EURUSD popped at the Asia open, then plunged from 1.0847 to 1.0708 in early European trading. News that French President Emmanuel Macron won the presidential election and the German IFO Survey stabilized, were not factors.
IFO wrote, “The ifo Business Climate Index rose to 91.8 points in April, after 90.8 points in March. This was due primarily to less pessimism in companies’ expectations. Their assessments of the current situation are minimally better. After the initial shock of the Russian attack, the German economy has shown its resilience.” The EURUSD technicals are bearish with the break below 1.0800 setting the stage for a drop to 1.0550.

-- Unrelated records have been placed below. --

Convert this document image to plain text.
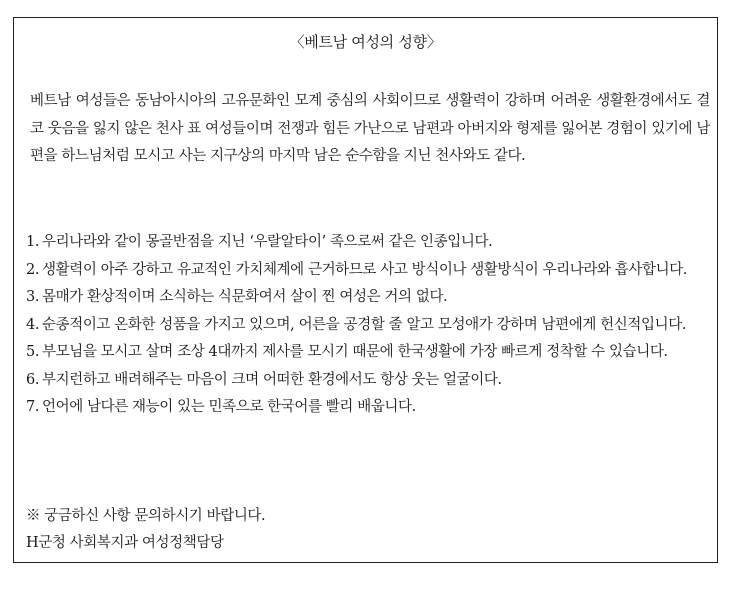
〈베트남 여성의 성향〉
베트남 여성들은 동남아시아의 고유문화인 모계 중심의 사회이므로 생활력이 강하며 어려운 생활환경에서도 결코 웃음을 잃지 않은 천사 표 여성들이며 전쟁과 힘든 가난으로 남편과 아버지와 형제를 잃어본 경험이 있기에 남편을 하느님처럼 모시고 사는 지구상의 마지막 남은 순수함을 지닌 천사와도 같다.
1. 우리나라와 같이 몽골반점을 지닌 ‘우랄알타이’ 족으로써 같은 인종입니다.
2. 생활력이 아주 강하고 유교적인 가치체계에 근거하므로 사고 방식이나 생활방식이 우리나라와 흡사합니다.
3. 몸매가 환상적이며 소식하는 식문화여서 살이 찐 여성은 거의 없다.
4. 순종적이고 온화한 성품을 가지고 있으며, 어른을 공경할 줄 알고 모성애가 강하며 남편에게 헌신적입니다.
5. 부모님을 모시고 살며 조상 4대까지 제사를 모시기 때문에 한국생활에 가장 빠르게 정착할 수 있습니다.
6. 부지런하고 배려해주는 마음이 크며 어떠한 환경에서도 항상 웃는 얼굴이다.
7. 언어에 남다른 재능이 있는 민족으로 한국어를 빨리 배웁니다.
※ 궁금하신 사항 문의하시기 바랍니다.
H군청 사회복지과 여성정책담당
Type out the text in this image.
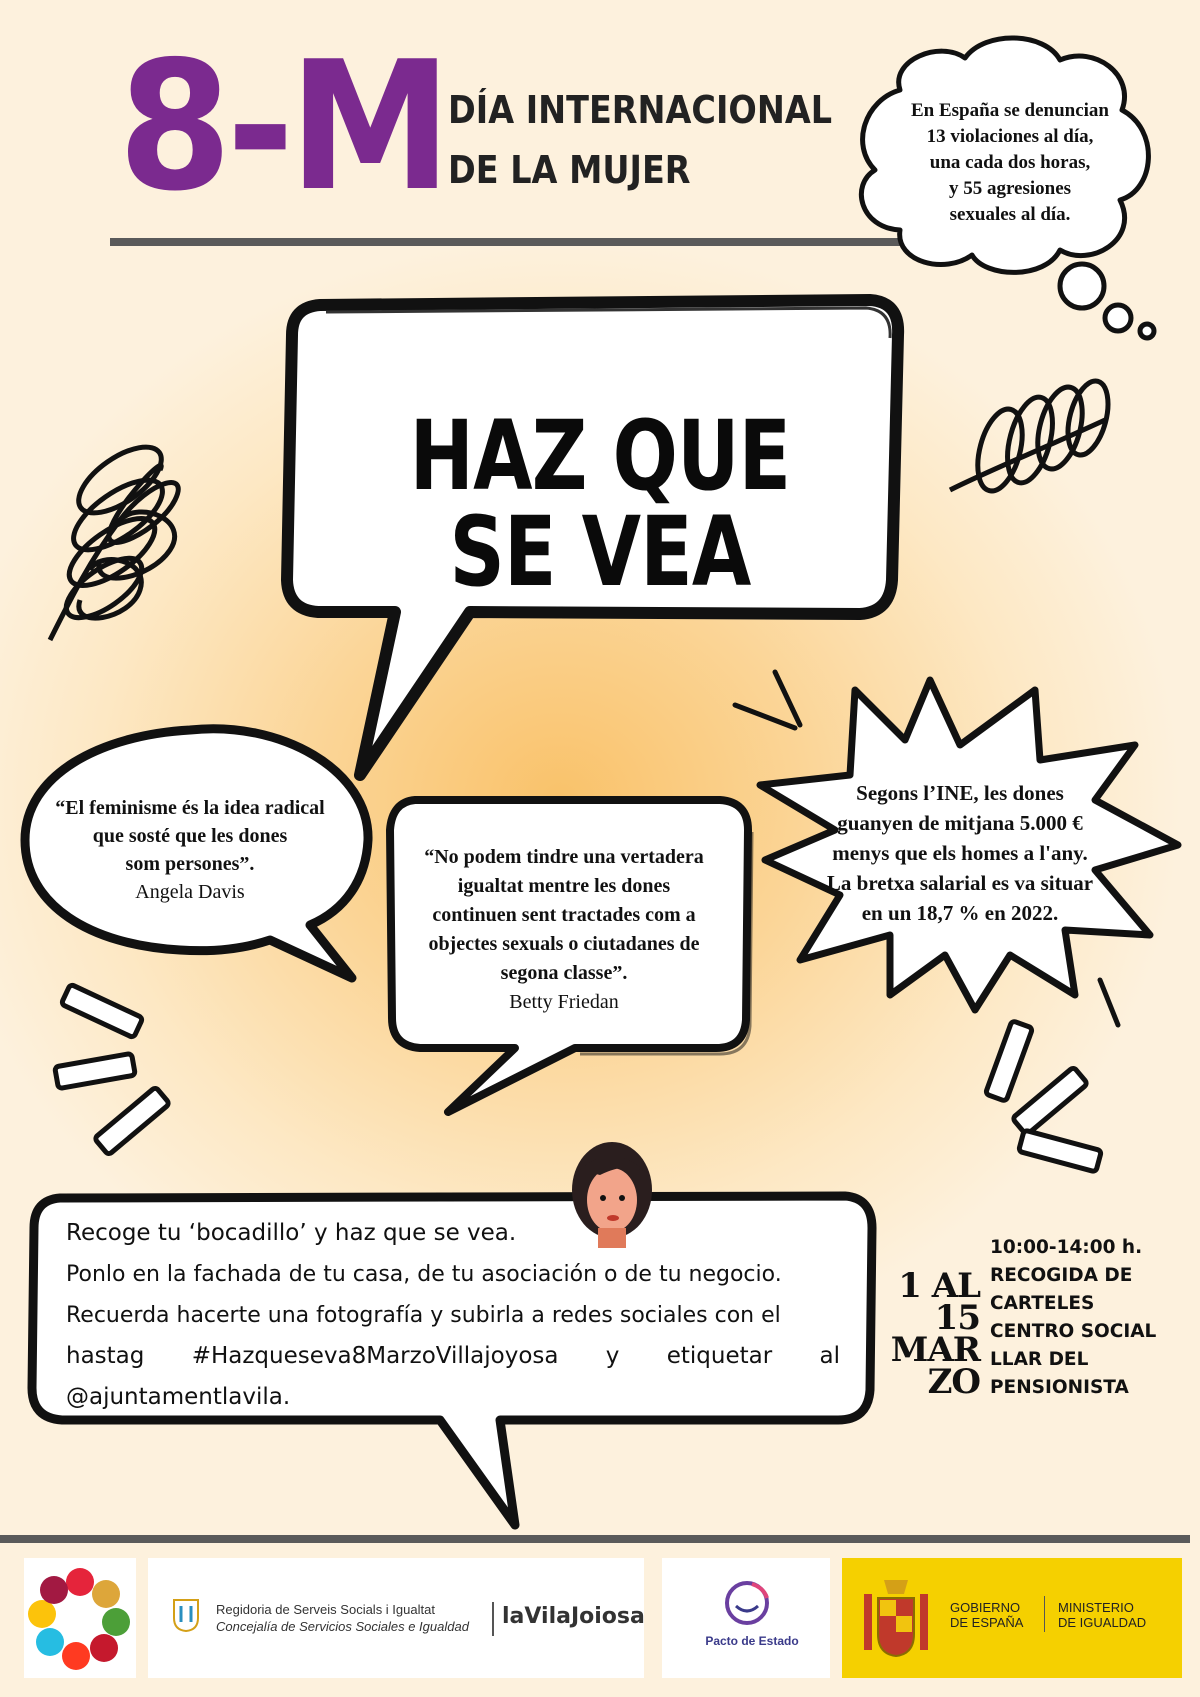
8-M DÍA INTERNACIONAL
DE LA MUJER
En España se denuncian
13 violaciones al día,
una cada dos horas,
y 55 agresiones
sexuales al día.
HAZ QUE SE VEA
“El feminisme és la idea radical
que sosté que les dones
som persones”.
Angela Davis
“No podem tindre una vertadera
igualtat mentre les dones
continuen sent tractades com a
objectes sexuals o ciutadanes de
segona classe”.
Betty Friedan
Segons l’INE, les dones
guanyen de mitjana 5.000 €
menys que els homes a l'any.
La bretxa salarial es va situar
en un 18,7 % en 2022.
Recoge tu ‘bocadillo’ y haz que se vea.
Ponlo en la fachada de tu casa, de tu asociación o de tu negocio.
Recuerda hacerte una fotografía y subirla a redes sociales con el
hastag #Hazqueseva8MarzoVillajoyosa y etiquetar al
@ajuntamentlavila.
1 AL
15
MAR
ZO
10:00-14:00 h.
RECOGIDA DE
CARTELES
CENTRO SOCIAL
LLAR DEL
PENSIONISTA
Regidoria de Serveis Socials i Igualtat
Concejalía de Servicios Sociales e Igualdad laVilaJoiosa
Pacto de Estado
GOBIERNO
DE ESPAÑA
MINISTERIO
DE IGUALDAD
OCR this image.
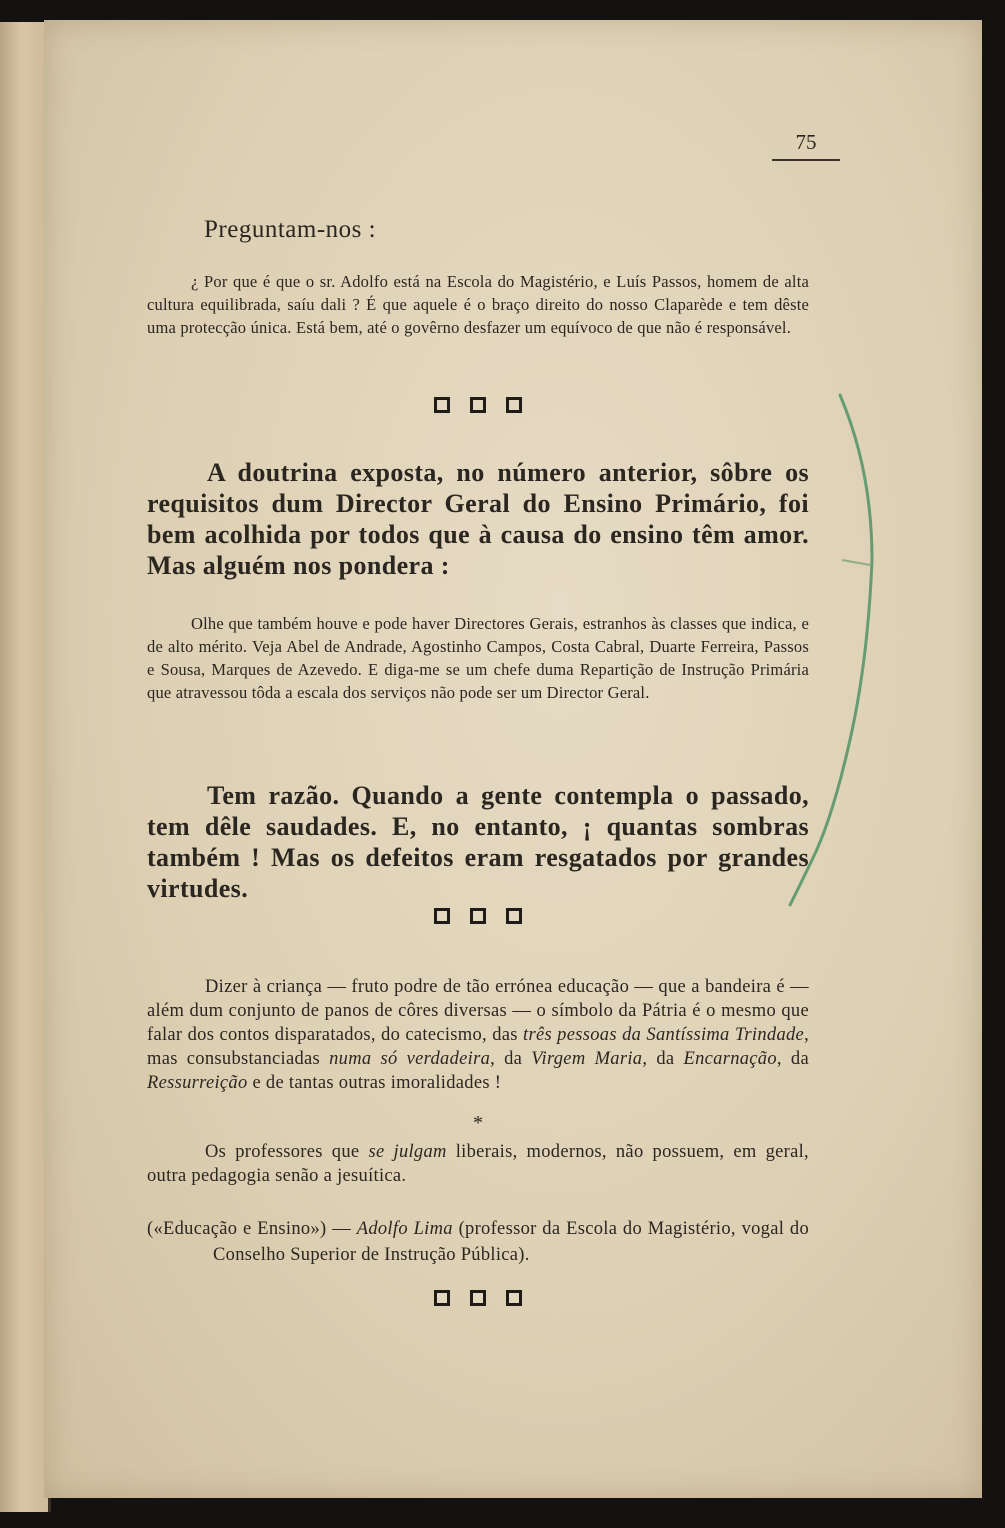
75
Preguntam-nos :

¿ Por que é que o sr. Adolfo está na Escola do Magistério, e Luís Passos, homem de alta cultura equilibrada, saíu dali ? É que aquele é o braço direito do nosso Claparède e tem dêste uma protecção única. Está bem, até o govêrno desfazer um equívoco de que não é responsável.

A doutrina exposta, no número anterior, sôbre os requisitos dum Director Geral do Ensino Primário, foi bem acolhida por todos que à causa do ensino têm amor. Mas alguém nos pondera :

Olhe que também houve e pode haver Directores Gerais, estranhos às classes que indica, e de alto mérito. Veja Abel de Andrade, Agostinho Campos, Costa Cabral, Duarte Ferreira, Passos e Sousa, Marques de Azevedo. E diga-me se um chefe duma Repartição de Instrução Primária que atravessou tôda a escala dos serviços não pode ser um Director Geral.

Tem razão. Quando a gente contempla o passado, tem dêle saudades. E, no entanto, ¡ quantas sombras também ! Mas os defeitos eram resgatados por grandes virtudes.

Dizer à criança — fruto podre de tão errónea educação — que a bandeira é — além dum conjunto de panos de côres diversas — o símbolo da Pátria é o mesmo que falar dos contos disparatados, do catecismo, das três pessoas da Santíssima Trindade, mas consubstanciadas numa só verdadeira, da Virgem Maria, da Encarnação, da Ressurreição e de tantas outras imoralidades !

*

Os professores que se julgam liberais, modernos, não possuem, em geral, outra pedagogia senão a jesuítica.

(«Educação e Ensino») — Adolfo Lima (professor da Escola do Magistério, vogal do Conselho Superior de Instrução Pública).
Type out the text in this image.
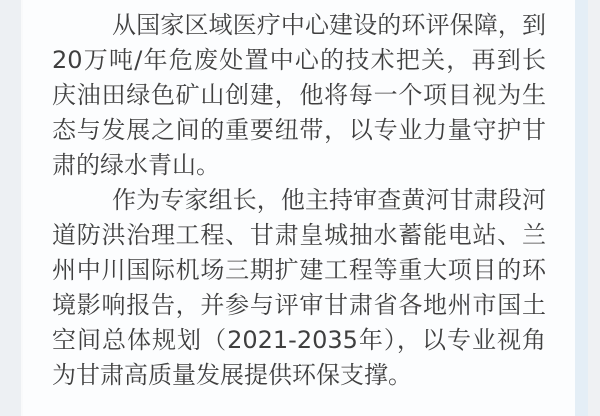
从国家区域医疗中心建设的环评保障，到20万吨/年危废处置中心的技术把关，再到长庆油田绿色矿山创建，他将每一个项目视为生态与发展之间的重要纽带，以专业力量守护甘肃的绿水青山。

作为专家组长，他主持审查黄河甘肃段河道防洪治理工程、甘肃皇城抽水蓄能电站、兰州中川国际机场三期扩建工程等重大项目的环境影响报告，并参与评审甘肃省各地州市国土空间总体规划（2021-2035年），以专业视角为甘肃高质量发展提供环保支撑。
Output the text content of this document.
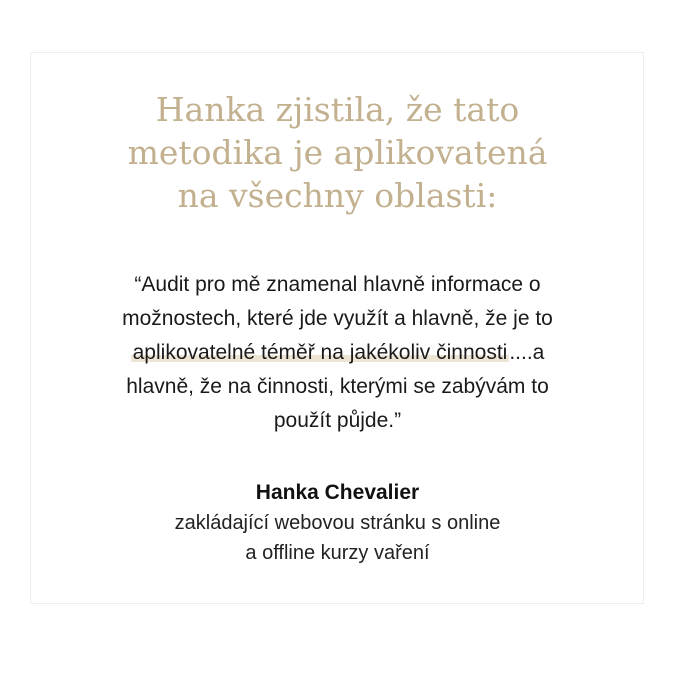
Hanka zjistila, že tato
metodika je aplikovatená
na všechny oblasti:
“Audit pro mě znamenal hlavně informace o
možnostech, které jde využít a hlavně, že je to
aplikovatelné téměř na jakékoliv činnosti....a
hlavně, že na činnosti, kterými se zabývám to
použít půjde.”
Hanka Chevalier
zakládající webovou stránku s online
a offline kurzy vaření
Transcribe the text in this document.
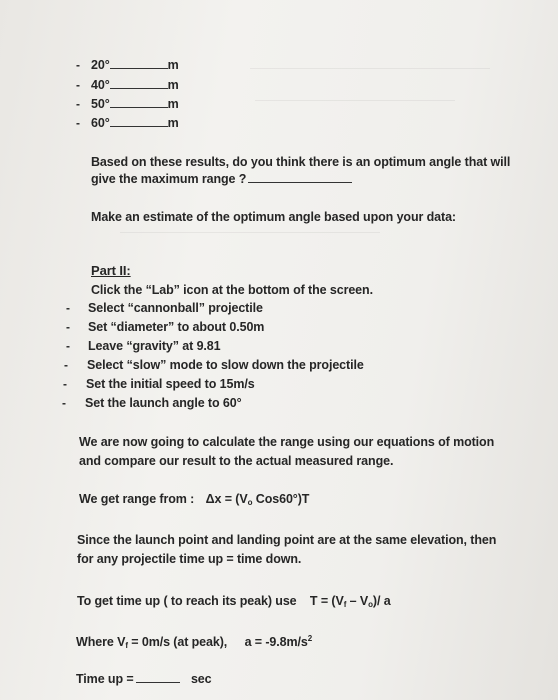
- 20°	m
- 40°	m
- 50°	m
- 60°	m
Based on these results, do you think there is an optimum angle that will
give the maximum range ?
Make an estimate of the optimum angle based upon your data:
Part II:
Click the “Lab” icon at the bottom of the screen.
- Select “cannonball” projectile
- Set “diameter” to about 0.50m
- Leave “gravity” at 9.81
- Select “slow” mode to slow down the projectile
- Set the initial speed to 15m/s
- Set the launch angle to 60°
We are now going to calculate the range using our equations of motion
and compare our result to the actual measured range.
We get range from : $\Delta x = (V_o$ Cos60°)T
Since the launch point and landing point are at the same elevation, then
for any projectile time up = time down.
To get time up ( to reach its peak) use $T = (V_f - V_o)/$ a
Where $V_f = 0m/s$ (at peak), $a = -9.8m/s^2$
Time up =	sec
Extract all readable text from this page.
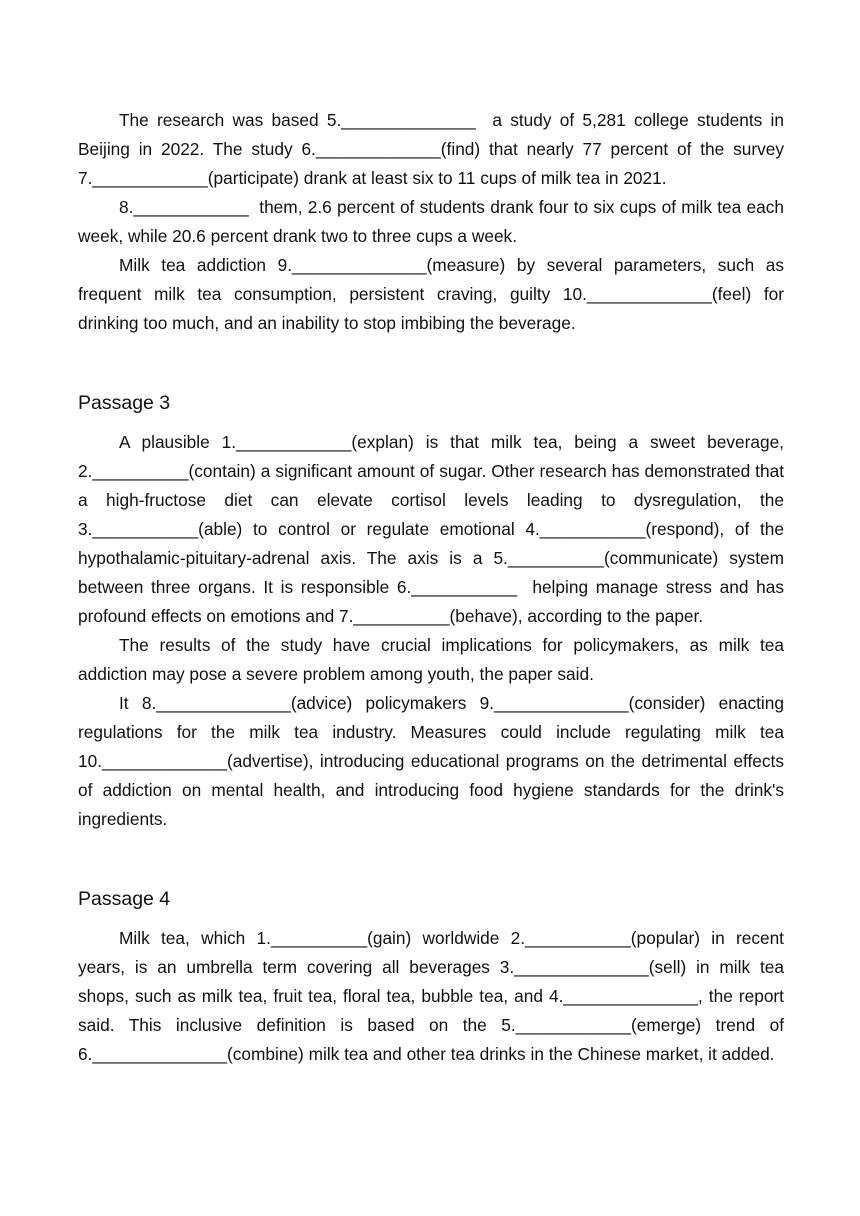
The research was based 5.______________  a study of 5,281 college students in Beijing in 2022. The study 6._____________(find) that nearly 77 percent of the survey 7.____________(participate) drank at least six to 11 cups of milk tea in 2021.

8.____________  them, 2.6 percent of students drank four to six cups of milk tea each week, while 20.6 percent drank two to three cups a week.

Milk tea addiction 9.______________(measure) by several parameters, such as frequent milk tea consumption, persistent craving, guilty 10._____________(feel) for drinking too much, and an inability to stop imbibing the beverage.

Passage 3

A plausible 1.____________(explan) is that milk tea, being a sweet beverage, 2.__________(contain) a significant amount of sugar. Other research has demonstrated that a high-fructose diet can elevate cortisol levels leading to dysregulation, the 3.___________(able) to control or regulate emotional 4.___________(respond), of the hypothalamic-pituitary-adrenal axis. The axis is a 5.__________(communicate) system between three organs. It is responsible 6.___________  helping manage stress and has profound effects on emotions and 7.__________(behave), according to the paper.

The results of the study have crucial implications for policymakers, as milk tea addiction may pose a severe problem among youth, the paper said.

It 8.______________(advice) policymakers 9.______________(consider) enacting regulations for the milk tea industry. Measures could include regulating milk tea 10._____________(advertise), introducing educational programs on the detrimental effects of addiction on mental health, and introducing food hygiene standards for the drink's ingredients.

Passage 4

Milk tea, which 1.__________(gain) worldwide 2.___________(popular) in recent years, is an umbrella term covering all beverages 3.______________(sell) in milk tea shops, such as milk tea, fruit tea, floral tea, bubble tea, and 4.______________, the report said. This inclusive definition is based on the 5.____________(emerge) trend of 6.______________(combine) milk tea and other tea drinks in the Chinese market, it added.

GBPUSD is suffering from the wave of broad US dollar demand and lingering negative sentiment from Friday’s weaker than expected economic data. Retail Sales fell 1.4% m/m in March while Services PMI dropped from 62.6 to 58.3 in April. Friday’s break below support at 1.3000 was nasty and opens the door to further losses to 1.2500.
USDJPY dipped thanks to the US 10-year Treasury yield retreating to 2.84% after flirting with 3.00% last week. The currency was undermined by last weeks talk that the US and Japanese might intervene to buy yen.
Australia and New Zealand were closed for ANZAC Day but that didn’t stop AUDUSD from dropping to 0.7146 from 0.7264 or NZDUSD sliding to 0.6584 from 0.6638. Broad-based US dollar demand, risk aversion, and lower commodity prices weighed on the currencies.
The are no top tier US economic reports today, leaving FX market direction determined by Wall Street.
Chart: Yield spread- US and China bonds
FX open, high, low, previous close as of 6:00 am ET
Chart: Saxo Bank
Today’s Bank of China Fix 6.4909 (Previous Fix 6.4596)
Shanghai Shenzhen CSI 300 fell 3.94% to 3,814.91
A spike in Covid cases in Beijing started a mass-Covid testing program for millions of residents, sparking fears of heavy-handed, Shanghai-style, lockdown measures.
Traders spooked after Chinese authorities allowed CNY to fall sharply, as the currency places “catch-up” with broad G-10 US dollar strength and eroded the spread between US Treasuries and Chinese benchmarks.